D’années en années, les résultats aux épreuves ministérielles montrent que les élèves éprouvent des difficultés à construire et à ponctuer des phrases en situation d’écriture (Boivin et Pinsonneault, 2018). 

Il est possible d’attribuer une part de ces faibles résultats à la description de la langue elle-même : en effet, les critères linguistiques pour définir ce qu’est une phrase sont multiples et la transposition didactique qui en découle rend la description de la phrase floue (Béguelin, 2000; Dufour et Chartrand, 2014; Paolacci et Rossi-Gensane, 2012). Les enseignant·es se disent d’ailleurs peu à l’aise avec la notion de phrase, principalement les personnes qui ont une formation initiale de généraliste comme les enseignant(e)s du primaire (Nadeau, Quevillon Lacasse, Giguère, Arseneau et Fisher, 2020). Cela est d’autant plus vrai pour les personnes non-détentrices de brevet. 
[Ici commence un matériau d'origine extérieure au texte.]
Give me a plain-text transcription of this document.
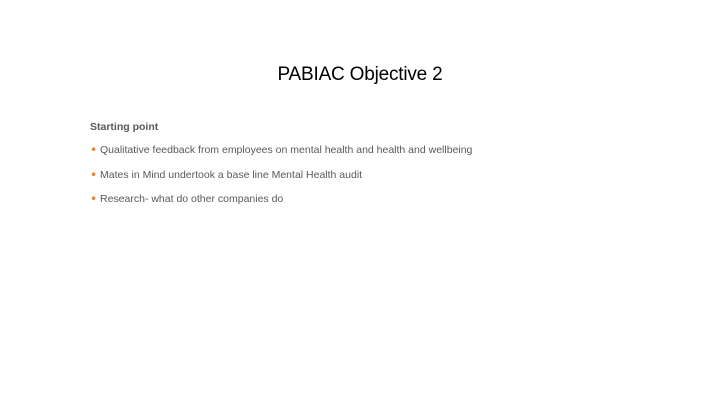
PABIAC Objective 2
Starting point
• Qualitative feedback from employees on mental health and health and wellbeing
• Mates in Mind undertook a base line Mental Health audit
• Research- what do other companies do
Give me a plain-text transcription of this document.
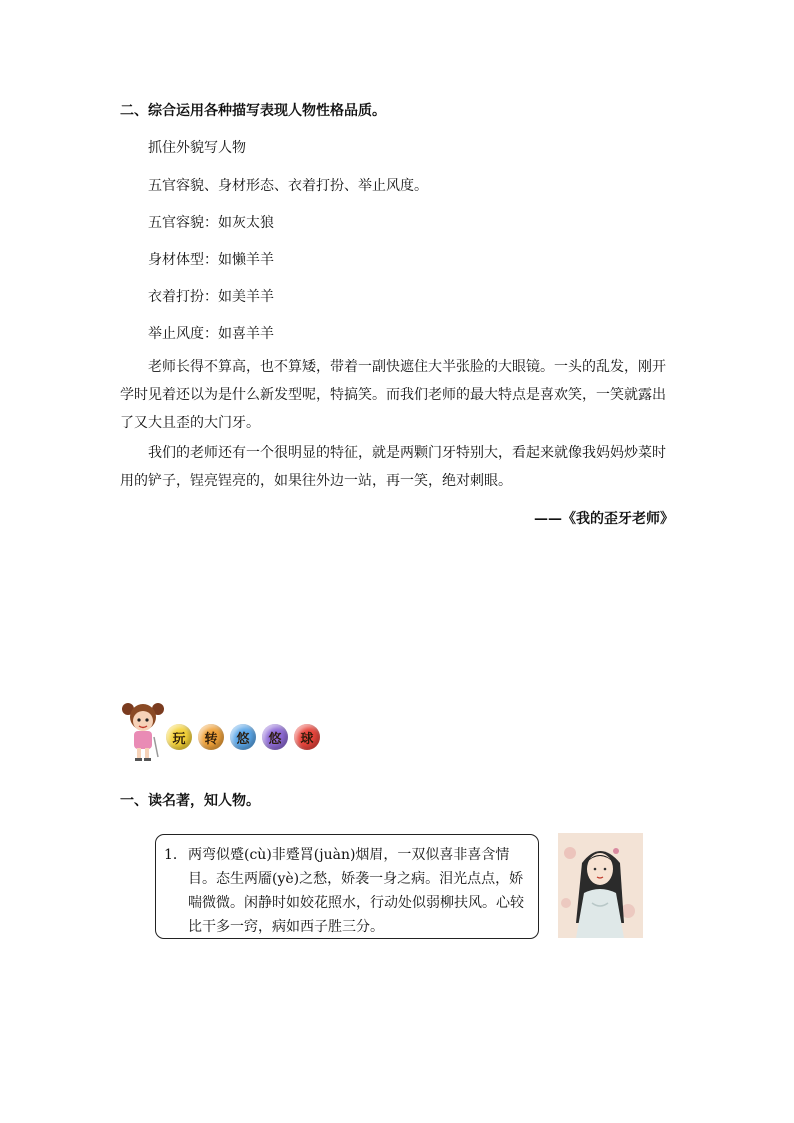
二、综合运用各种描写表现人物性格品质。
抓住外貌写人物
五官容貌、身材形态、衣着打扮、举止风度。
五官容貌：如灰太狼
身材体型：如懒羊羊
衣着打扮：如美羊羊
举止风度：如喜羊羊
老师长得不算高，也不算矮，带着一副快遮住大半张脸的大眼镜。一头的乱发，刚开学时见着还以为是什么新发型呢，特搞笑。而我们老师的最大特点是喜欢笑，一笑就露出了又大且歪的大门牙。
我们的老师还有一个很明显的特征，就是两颗门牙特别大，看起来就像我妈妈炒菜时用的铲子，锃亮锃亮的，如果往外边一站，再一笑，绝对刺眼。
——《我的歪牙老师》
玩 转 悠 悠 球
一、读名著，知人物。
1． 两弯似蹙(cù)非蹙罥(juàn)烟眉，一双似喜非喜含情目。态生两靥(yè)之愁，娇袭一身之病。泪光点点，娇喘微微。闲静时如姣花照水，行动处似弱柳扶风。心较比干多一窍，病如西子胜三分。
Une autre cause possible expliquant ces résultats décevants concerne les modalités d’enseignement de ce qu’est une phrase : des études tendent à démontrer que les activités cloisonnent les exercices et l’écriture, rendant le transfert ardu pour les élèves (Dolz et Schneuwly, 2009; Lord, 2012).

Une séquence didactique qui a de l’effet

Entre 2016 et 2020, une équipe de didacticiennes s’est donc donné l’objectif de créer une séquence didactique pour l’enseignement de la syntaxe et de la ponctuation (S-P) rapprochant exercices et écriture. Une première année a servi à coélaborer cette séquence en testant diverses activités en classe et en les ajustant en fonction des commentaires des enseignants participant au projet. Une deuxième année a permis de valider cette séquence dans 17 classes du 3e cycle du primaire et du 1er cycle du secondaire, en comparaison avec dix classes contrôle. 

Cette séquence didactique a été construite à partir des mêmes cadres de référence des dictées interactives et métacognitives : des activités permettant des interactions et l’étayage de l’enseignant, soutenues par un métalangage partagé et par l’utilisation systématique des manipulations syntaxiques (Cogis, Brissaud, Fisher et Nadeau, 2016).

Des résultats statistiquement significatifs indiquent que réaliser une vingtaine d’activités dans une année améliore les textes des élèves, tant descriptifs que narratifs (Nadeau et al., 2020).

Apprendre à maitriser la séquence : un énorme défi

Ces résultats sont encourageants et la séquence didactique mérite qu’on la diffuse. Or, pour arriver à de tels résultats, les enseignantes et enseignants ont été accompagnés à de nombreuses reprises dans leur classe durant plus d’une année. 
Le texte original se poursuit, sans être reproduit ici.